Since its privatization in 1988, Air Canada has been forced to continue to operate in both French and English as a subject of the Official Languages Act. In addition Air Canada is required to maintain its head office in Montreal. In my opinion it is patently ridiculous that a private corporation can be held to different standards than its competitors. Wasn’t the whole point of deregulation to move towards market driven corrections and market determination of services? Surely it’s time that these additional burdensome requirements on Air Canada were put to bed?

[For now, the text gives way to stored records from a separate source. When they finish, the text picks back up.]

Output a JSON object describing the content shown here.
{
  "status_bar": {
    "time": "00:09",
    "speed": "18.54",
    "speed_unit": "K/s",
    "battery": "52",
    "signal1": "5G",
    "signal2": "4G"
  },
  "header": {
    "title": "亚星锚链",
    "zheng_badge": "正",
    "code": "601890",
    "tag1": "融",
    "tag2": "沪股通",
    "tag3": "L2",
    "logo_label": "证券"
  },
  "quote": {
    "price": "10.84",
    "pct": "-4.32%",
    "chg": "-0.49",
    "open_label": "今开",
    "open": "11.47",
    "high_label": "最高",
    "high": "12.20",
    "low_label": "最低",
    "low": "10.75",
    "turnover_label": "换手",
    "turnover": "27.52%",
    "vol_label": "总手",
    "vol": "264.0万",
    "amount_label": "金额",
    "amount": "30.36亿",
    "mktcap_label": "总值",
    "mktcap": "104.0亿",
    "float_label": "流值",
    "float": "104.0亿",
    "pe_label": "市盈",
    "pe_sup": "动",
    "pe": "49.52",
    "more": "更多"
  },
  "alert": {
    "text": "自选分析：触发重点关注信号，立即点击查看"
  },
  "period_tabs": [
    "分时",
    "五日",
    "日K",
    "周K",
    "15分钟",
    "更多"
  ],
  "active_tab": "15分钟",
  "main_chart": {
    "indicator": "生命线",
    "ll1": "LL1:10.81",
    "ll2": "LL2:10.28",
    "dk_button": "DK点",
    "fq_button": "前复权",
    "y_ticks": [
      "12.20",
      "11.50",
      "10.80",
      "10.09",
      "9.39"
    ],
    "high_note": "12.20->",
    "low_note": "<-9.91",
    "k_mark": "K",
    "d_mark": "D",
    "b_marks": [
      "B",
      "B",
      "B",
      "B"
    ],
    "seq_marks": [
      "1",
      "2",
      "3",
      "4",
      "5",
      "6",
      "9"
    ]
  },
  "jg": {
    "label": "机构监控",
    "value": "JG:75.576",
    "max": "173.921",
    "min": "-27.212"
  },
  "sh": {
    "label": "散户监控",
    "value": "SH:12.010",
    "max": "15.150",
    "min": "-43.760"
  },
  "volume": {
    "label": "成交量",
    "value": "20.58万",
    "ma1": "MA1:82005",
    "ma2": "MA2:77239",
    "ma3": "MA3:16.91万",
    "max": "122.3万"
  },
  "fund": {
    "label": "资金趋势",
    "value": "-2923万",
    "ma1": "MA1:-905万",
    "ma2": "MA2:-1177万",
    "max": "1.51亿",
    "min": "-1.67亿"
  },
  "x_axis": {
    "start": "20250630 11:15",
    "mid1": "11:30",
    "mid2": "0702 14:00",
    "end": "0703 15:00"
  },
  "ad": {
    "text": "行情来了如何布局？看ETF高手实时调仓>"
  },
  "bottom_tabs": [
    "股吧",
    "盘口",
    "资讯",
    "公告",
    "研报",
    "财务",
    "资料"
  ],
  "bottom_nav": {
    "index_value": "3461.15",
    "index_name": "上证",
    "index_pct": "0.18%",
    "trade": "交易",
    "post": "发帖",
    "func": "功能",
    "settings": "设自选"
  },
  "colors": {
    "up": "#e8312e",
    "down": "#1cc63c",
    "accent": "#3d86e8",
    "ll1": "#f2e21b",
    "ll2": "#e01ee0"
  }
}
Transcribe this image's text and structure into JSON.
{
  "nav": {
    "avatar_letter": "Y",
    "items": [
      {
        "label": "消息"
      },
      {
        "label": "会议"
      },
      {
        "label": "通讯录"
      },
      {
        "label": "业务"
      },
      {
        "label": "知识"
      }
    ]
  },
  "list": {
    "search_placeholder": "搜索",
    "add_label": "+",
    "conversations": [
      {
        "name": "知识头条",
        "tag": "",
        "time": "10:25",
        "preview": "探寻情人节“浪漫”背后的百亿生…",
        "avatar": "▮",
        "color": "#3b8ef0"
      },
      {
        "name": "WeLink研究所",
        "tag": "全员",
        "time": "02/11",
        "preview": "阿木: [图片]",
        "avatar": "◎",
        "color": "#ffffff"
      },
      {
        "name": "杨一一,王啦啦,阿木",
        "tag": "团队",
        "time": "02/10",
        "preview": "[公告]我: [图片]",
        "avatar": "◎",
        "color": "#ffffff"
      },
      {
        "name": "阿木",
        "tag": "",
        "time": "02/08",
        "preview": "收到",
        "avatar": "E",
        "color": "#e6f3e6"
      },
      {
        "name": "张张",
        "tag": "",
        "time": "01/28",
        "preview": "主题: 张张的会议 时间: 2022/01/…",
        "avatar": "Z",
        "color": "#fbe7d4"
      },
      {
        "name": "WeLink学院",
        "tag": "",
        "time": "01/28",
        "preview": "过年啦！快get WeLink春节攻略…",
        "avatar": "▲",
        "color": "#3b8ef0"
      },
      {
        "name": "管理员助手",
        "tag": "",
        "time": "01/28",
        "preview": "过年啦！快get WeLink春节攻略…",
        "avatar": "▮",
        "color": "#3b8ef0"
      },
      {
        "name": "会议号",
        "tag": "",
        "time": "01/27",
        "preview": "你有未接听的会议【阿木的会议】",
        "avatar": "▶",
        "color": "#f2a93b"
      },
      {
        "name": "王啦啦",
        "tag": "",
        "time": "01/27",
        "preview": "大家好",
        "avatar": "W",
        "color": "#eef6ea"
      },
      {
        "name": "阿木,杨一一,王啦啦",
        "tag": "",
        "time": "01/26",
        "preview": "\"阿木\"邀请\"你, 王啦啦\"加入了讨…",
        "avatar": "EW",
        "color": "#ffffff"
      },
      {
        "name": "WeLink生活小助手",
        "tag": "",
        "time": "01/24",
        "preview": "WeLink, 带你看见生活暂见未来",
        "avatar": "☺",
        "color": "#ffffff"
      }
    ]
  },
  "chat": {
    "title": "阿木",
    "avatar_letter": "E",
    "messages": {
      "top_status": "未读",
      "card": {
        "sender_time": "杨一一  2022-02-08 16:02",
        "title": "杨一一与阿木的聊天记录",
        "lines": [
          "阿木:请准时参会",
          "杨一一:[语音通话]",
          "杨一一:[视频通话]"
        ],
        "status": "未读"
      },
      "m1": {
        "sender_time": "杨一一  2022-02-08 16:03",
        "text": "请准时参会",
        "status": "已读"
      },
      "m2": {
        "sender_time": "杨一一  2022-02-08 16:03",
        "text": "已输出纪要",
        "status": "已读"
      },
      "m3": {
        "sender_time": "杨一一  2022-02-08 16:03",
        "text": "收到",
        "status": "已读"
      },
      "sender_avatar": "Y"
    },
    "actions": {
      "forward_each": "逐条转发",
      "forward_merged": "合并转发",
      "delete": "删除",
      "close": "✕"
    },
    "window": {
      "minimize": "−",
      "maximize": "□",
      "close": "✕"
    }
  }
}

What’s totally laughable is that this saga centers around an incident in 2009 in which the complainant in question – Michel Thibodeau – asked for a 7Up in French but received a Sprite. (No word on if he said sept or seven.) So what’s the real issue here? I don’t believe Air Canada carries Pepsi products, so he wouldn’t have been able to get a 7Up had he received service in French, English or Swahili for that matter. Was it just such a huge burden to have to ask in English? I think not.
Whether you agree with Air Canada being bound by the official languages act or not, the simple fact is that they are and they did come up short. They should be fined and those monies should be made available to organizations promoting French language and culture. By handing this money over to – let’s face it – an ambulance-chaser masquerading as a language martyr the court has declared open season on Air Canada for a battery of similar suits.